Como en una de esas relaciones de pareja que Carlos Marques-Marcet retrata con precisión de cirujano, algo parece haberse roto entre Málaga y su festival de cine. Los últimos intentos por reanimar la pasión tras más de dos décadas de convivencia, como la inclusión de películas iberoamericanas o el adelanto de su celebración a marzo, no terminan de coser los jirones necesarios para reconquistar la ilusión perdida. Hasta 24 películas se han proyectado esta edición en la sección oficial, más otras cinco en la extraña Málaga Premiere, capaz de programar desde el documental de un 'youtuber' hasta dos capítulos de estreno de una serie protagonizada por Mario Casas e inspirada en '50 sombras de Grey', un cajón de sastre inexplicable que resta credibilidad y carácter al certamen.

Al Festival de Málaga le hacen falta cambios si no quiere acabar reducido a una de esas citas que generan más apatía que ganas. La transformación pasa por podar la sección oficial, a la que le sobran entre cinco y diez largometrajes, y atraer nombres reconocidos, porque el sello como lanzadera para debutantes resulta romántico, incluso conveniente como declaración de principios, pero no llena las salas.
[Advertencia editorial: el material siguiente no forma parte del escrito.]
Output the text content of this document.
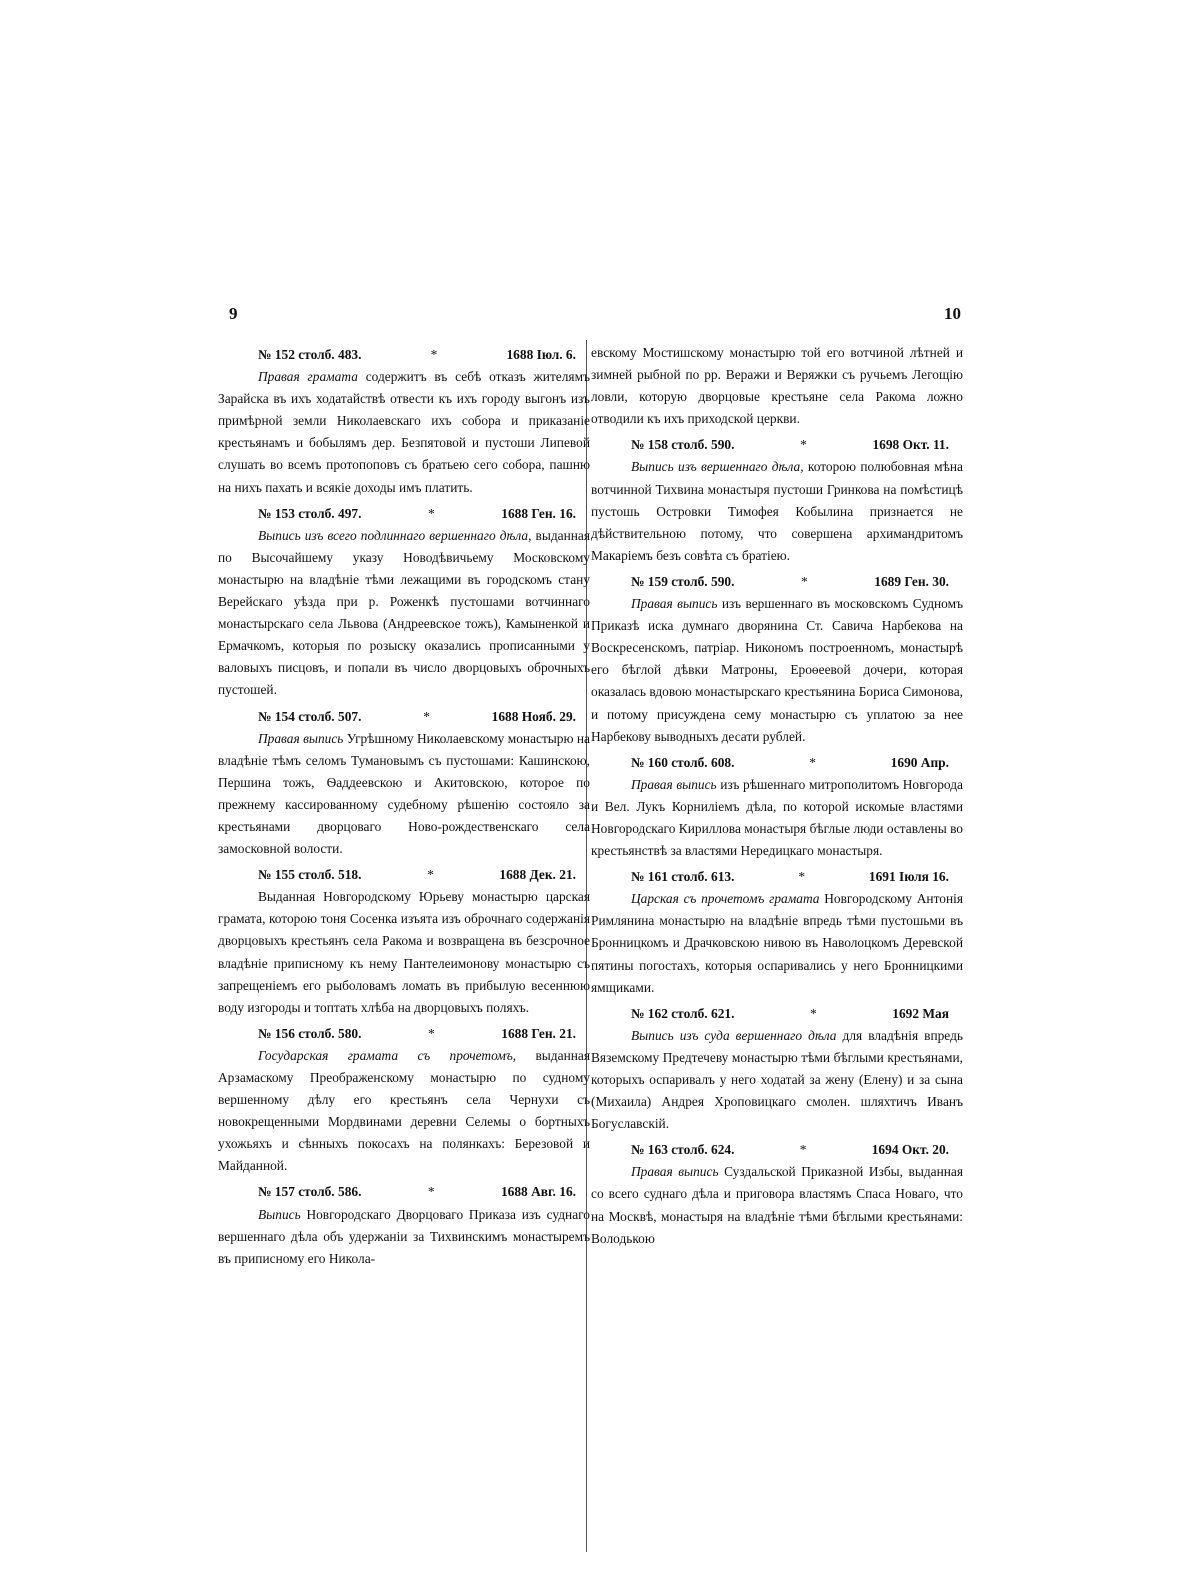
9	10
№ 152 столб. 483.	*	1688 Іюл. 6.

Правая грамата содержитъ въ себѣ отказъ жителямъ Зарайска въ ихъ ходатайствѣ отвести къ ихъ городу выгонъ изъ примѣрной земли Николаевскаго ихъ собора и приказаніе крестьянамъ и бобылямъ дер. Безпятовой и пустоши Липевой слушать во всемъ протопоповъ съ братьею сего собора, пашню на нихъ пахать и всякіе доходы имъ платить.

№ 153 столб. 497.	*	1688 Ген. 16.

Выпись изъ всего подлиннаго вершеннаго дѣла, выданная по Высочайшему указу Новодѣвичьему Московскому монастырю на владѣніе тѣми лежащими въ городскомъ стану Верейскаго уѣзда при р. Роженкѣ пустошами вотчиннаго монастырскаго села Львова (Андреевское тожъ), Камыненкой и Ермачкомъ, которыя по розыску оказались прописанными у валовыхъ писцовъ, и попали въ число дворцовыхъ оброчныхъ пустошей.

№ 154 столб. 507.	*	1688 Нояб. 29.

Правая выпись Угрѣшному Николаевскому монастырю на владѣніе тѣмъ селомъ Тумановымъ съ пустошами: Кашинскою, Першина тожъ, Ѳаддеевскою и Акитовскою, которое по прежнему кассированному судебному рѣшенію состояло за крестьянами дворцоваго Ново-рождественскаго села замосковной волости.

№ 155 столб. 518.	*	1688 Дек. 21.

Выданная Новгородскому Юрьеву монастырю царская грамата, которою тоня Сосенка изъята изъ оброчнаго содержанія дворцовыхъ крестьянъ села Ракома и возвращена въ безсрочное владѣніе приписному къ нему Пантелеимонову монастырю съ запрещеніемъ его рыболовамъ ломать въ прибылую весеннюю воду изгороды и топтать хлѣба на дворцовыхъ поляхъ.

№ 156 столб. 580.	*	1688 Ген. 21.

Государская грамата съ прочетомъ, выданная Арзамаскому Преображенскому монастырю по судному вершенному дѣлу его крестьянъ села Чернухи съ новокрещенными Мордвинами деревни Селемы о бортныхъ ухожьяхъ и сѣнныхъ покосахъ на полянкахъ: Березовой и Майданной.

№ 157 столб. 586.	*	1688 Авг. 16.

Выпись Новгородскаго Дворцоваго Приказа изъ суднаго вершеннаго дѣла объ удержаніи за Тихвинскимъ монастыремъ въ приписному его Никола-

евскому Мостишскому монастырю той его вотчиной лѣтней и зимней рыбной по рр. Веражи и Веряжки съ ручьемъ Легощію ловли, которую дворцовые крестьяне села Ракома ложно отводили къ ихъ приходской церкви.

№ 158 столб. 590.	*	1698 Окт. 11.

Выпись изъ вершеннаго дѣла, которою полюбовная мѣна вотчинной Тихвина монастыря пустоши Гринкова на помѣстицѣ пустошь Островки Тимофея Кобылина признается не дѣйствительною потому, что совершена архимандритомъ Макаріемъ безъ совѣта съ братіею.

№ 159 столб. 590.	*	1689 Ген. 30.

Правая выпись изъ вершеннаго въ московскомъ Судномъ Приказѣ иска думнаго дворянина Ст. Савича Нарбекова на Воскресенскомъ, патріар. Никономъ построенномъ, монастырѣ его бѣглой дѣвки Матроны, Ероѳеевой дочери, которая оказалась вдовою монастырскаго крестьянина Бориса Симонова, и потому присуждена сему монастырю съ уплатою за нее Нарбекову выводныхъ десати рублей.

№ 160 столб. 608.	*	1690 Апр.

Правая выпись изъ рѣшеннаго митрополитомъ Новгорода и Вел. Лукъ Корниліемъ дѣла, по которой искомые властями Новгородскаго Кириллова монастыря бѣглые люди оставлены во крестьянствѣ за властями Нередицкаго монастыря.

№ 161 столб. 613.	*	1691 Іюля 16.

Царская съ прочетомъ грамата Новгородскому Антонія Римлянина монастырю на владѣніе впредь тѣми пустошьми въ Бронницкомъ и Драчковскою нивою въ Наволоцкомъ Деревской пятины погостахъ, которыя оспаривались у него Бронницкими ямщиками.

№ 162 столб. 621.	*	1692 Мая

Выпись изъ суда вершеннаго дѣла для владѣнія впредь Вяземскому Предтечеву монастырю тѣми бѣглыми крестьянами, которыхъ оспаривалъ у него ходатай за жену (Елену) и за сына (Михаила) Андрея Хроповицкаго смолен. шляхтичъ Иванъ Богуславскій.

№ 163 столб. 624.	*	1694 Окт. 20.

Правая выпись Суздальской Приказной Избы, выданная со всего суднаго дѣла и приговора властямъ Спаса Новаго, что на Москвѣ, монастыря на владѣніе тѣми бѣглыми крестьянами: Володькою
La experiencia de este año, con un solo director identificable para la mayoría de espectadores, Fernando Colomo, resulta reveladora: su cinta ha ganado el premio del público. Todavía duele el tiro asestado por Almodóvar, que ha estrenado esta semana su último filme, 'Dolor y Gloria', sin un solo guiño al certamen malagueño, desaire que confirma esta tesis. Habría bastado un pase previo, un anticipo, siquiera un encuentro breve con el director manchego o alguno de sus protagonistas, pero nada de eso ha sido posible pese a los intentos de la organización, que debería preguntarse por qué. La película, por cierto, lidera la taquilla desde su estreno.

Tal vez sea hora, y esto también incumbe a las administraciones, de dejar de disimular que la historia de amor entre Málaga y su festival avanza sin freno a terrenos pantanosos. Asumirlo será el primer paso para recuperar la alegría y sacar a la gente de casa para ir al cine y participar del histórico carrusel de actividades paralelas que impregnaba la ciudad durante una semana. Tal vez sea hora, decíamos, de construir el festival que vendrá.